Pierre Allorant, doyen de la faculté de droit d’Orléans et historien

Roger-Gérard Schwartzenberg, né le 17 avril 1943 à Pau, est un juriste, politologue et homme politique français, qui a été président du Mouvement des radicaux de gauche (MRG), devenu le Parti radical de gauche (PRG), dont il est président d’honneur.
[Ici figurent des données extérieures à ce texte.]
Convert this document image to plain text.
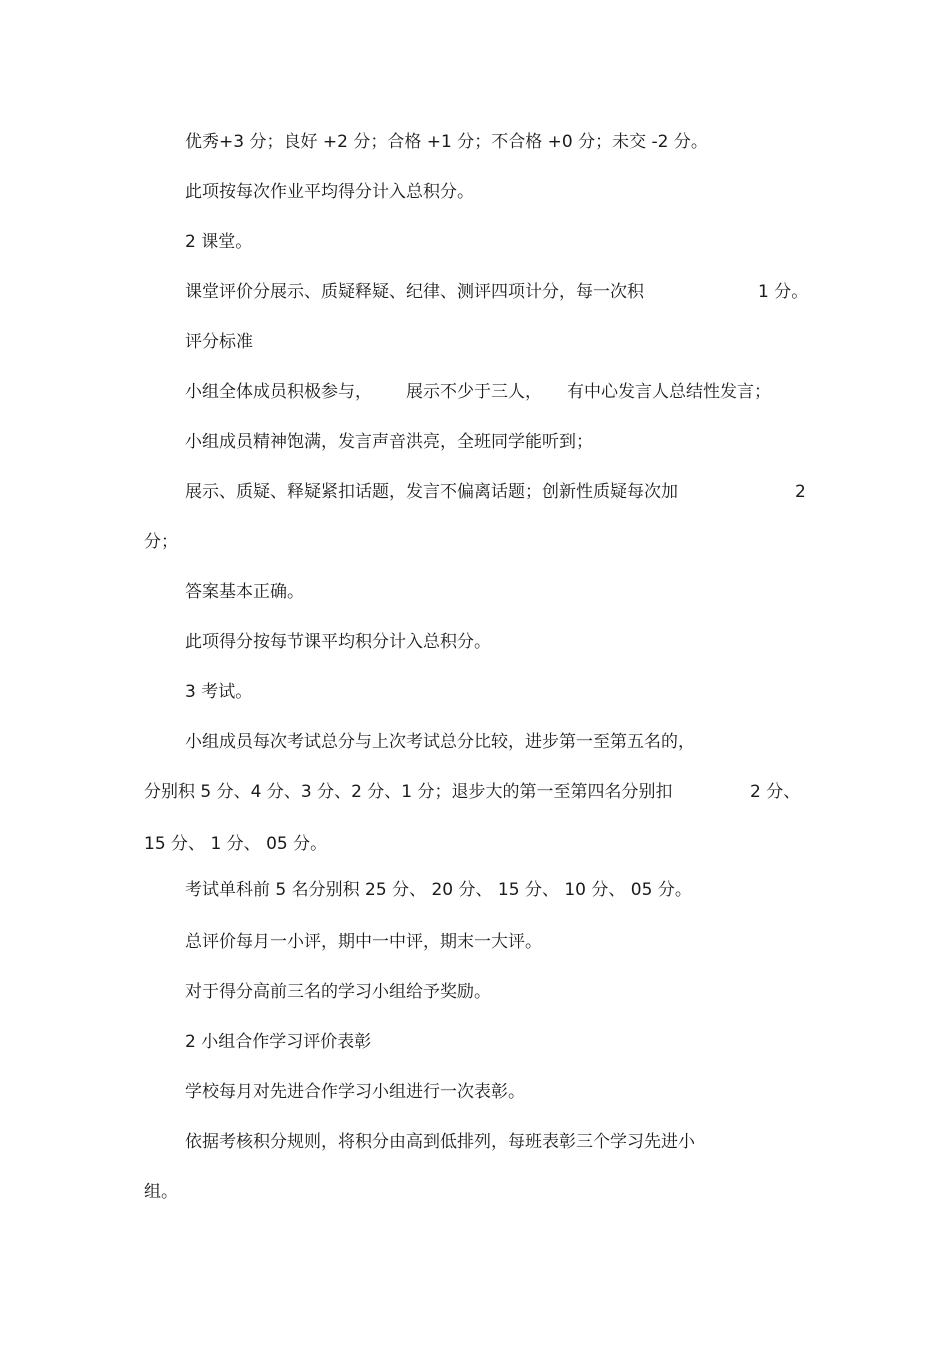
优秀+3 分；良好 +2 分；合格 +1 分；不合格 +0 分；未交 -2 分。
此项按每次作业平均得分计入总积分。
2 课堂。
课堂评价分展示、质疑释疑、纪律、测评四项计分，每一次积	1 分。
评分标准
小组全体成员积极参与， 展示不少于三人， 有中心发言人总结性发言；
小组成员精神饱满，发言声音洪亮，全班同学能听到；
展示、质疑、释疑紧扣话题，发言不偏离话题；创新性质疑每次加	2
分；
答案基本正确。
此项得分按每节课平均积分计入总积分。
3 考试。
小组成员每次考试总分与上次考试总分比较，进步第一至第五名的，
分别积 5 分、4 分、3 分、2 分、1 分；退步大的第一至第四名分别扣	2 分、
15 分、 1 分、 05 分。
考试单科前 5 名分别积 25 分、 20 分、 15 分、 10 分、 05 分。
总评价每月一小评，期中一中评，期末一大评。
对于得分高前三名的学习小组给予奖励。
2 小组合作学习评价表彰
学校每月对先进合作学习小组进行一次表彰。
依据考核积分规则，将积分由高到低排列，每班表彰三个学习先进小
组。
Élu député sur la liste menée par François Mitterrand lors des premières élections au suffrage universel direct du Parlement européen en 1979, député à l’Assemblée nationale de 1986 à 2007 et de 2012 à 2017, membre du gouvernement de 1983 à 1986 et de 2000 à 2002, Roger-Gérard Schwartzenberg est le fils d’André Schwartzenberg, industriel de la bonneterie à Paris et à Rouen, en association avec son frère aîné Simon Schwartzenberg, père du professeur Léon Schwartzenberg, cancérologue et éphémère ministre dans le gouvernement de Michel Rocard.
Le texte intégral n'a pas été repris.